What’s more, by doing a single large stock offering (also called a secondary or follow-on offering) during a time like the present when investors are wary, a company can endanger its reputation and its value. “Once you’ve announced it, if you don’t consummate it, it can be perceived as a reflection of your success in the market,” says Bruce Nolop, CFO of E-Trade Financial.
Over the course of the recession, finance executives have thus sought cheaper and more-cautious ways of raising capital. Enter “at the market” stock offerings — which, like automated teller machines, are abbreviated ATM and are a quick and easy way to get relatively small amounts of cash.
In an ATM, an issuer takes out a shelf registration for a maximum amount of shares and then dribbles out portions of the total when the price is right or when a jolt of capital is needed. Or, the issuer does nothing if senior management feels it’s not the time to sell. Typically, the offering period for an ATM is two years, with the company issuing no more than about 20% of the volume of the registered shares at any one time.
Once a favorite of small and midcap companies, ATMs have recently become popular with big companies. Strapped for capital and in need of funds to pay back money to the Troubled Asset Relief Program, financial-services companies were particularly active users in 2009. In perhaps the biggest such offering to date, Bank of America grossed $13 billion. For its part, E-Trade raised a total of about $215 million in two separate ATMs, and PNC Financial Services Group raised more than $600 million. But nonfinancial companies were also in the game last year, including FPL Group, Kinder Morgan, and Freeport-McMoran.

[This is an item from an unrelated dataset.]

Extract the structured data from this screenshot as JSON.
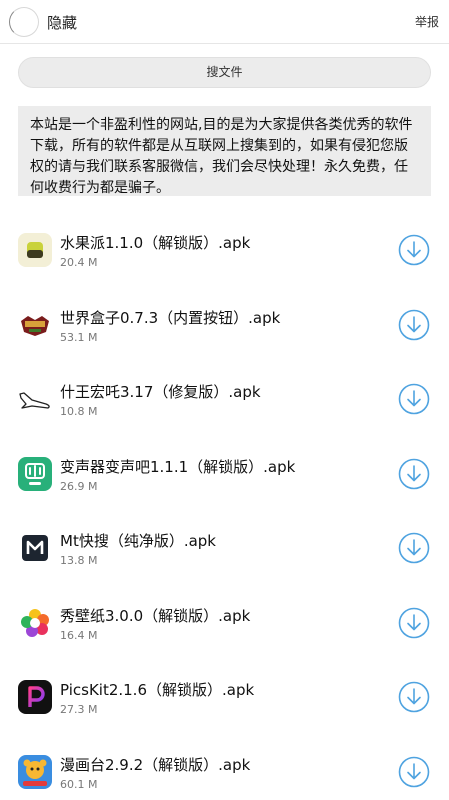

Perhaps the biggest lure of an ATM is its low cost. Issuers of secondary offerings must pay high fees to underwriters to distribute shares and take on risk. In an ATM, corporations pay much lower fees to agents, who simply sell the stock on the open market. Of more concern in a secondary offering than the fees are the big discounts that buyers of the stock receive because of the large supply of shares that is put on the market at one time. ATM issuers avoid such discounts because each issuance tends to be small and priced at the market price.
Another advantage is strategic: in the boilerplate language that usually accompanies the launch of an ATM, a company may choose to issue shares “from time to time.” By issuing stock gradually, “you can react to conditions and increase, decrease, or postpone your sales without having it perceived as a failed offering,” says Nolop. Before the market opened on each day during E-Trade’s two ATMs, the company got a reading on market conditions from its agents to help executives decide how to proceed. The agent would inform E-Trade about trading conditions in worldwide markets, the financial-services industry, and the company’s own stock, according to Nolop.
For some issuers, the process provides them with the ability to keep their shares out of the hands of undesirable investors. “A lot of guys are very concerned about who owns the stock. They don’t want the big activist hedge funds getting a huge stake or the guy who’s currently shorting the stock to be able to cover the position” through secondary offerings, says Erin O’Reilly, a partner in Miller Tabak, a firm that recently began packaging ATMs with a “stock surveillance” product.
The need to keep a constant eye on the markets can be a big downside for busy senior finance executives, however. “You have to stay really active in it every day. It’s not something you can put on automatic pilot,” says Nolop, who notes that E-Trade’s CEO, acting on the board’s delegated authority, had to approve the company’s ATM activity daily.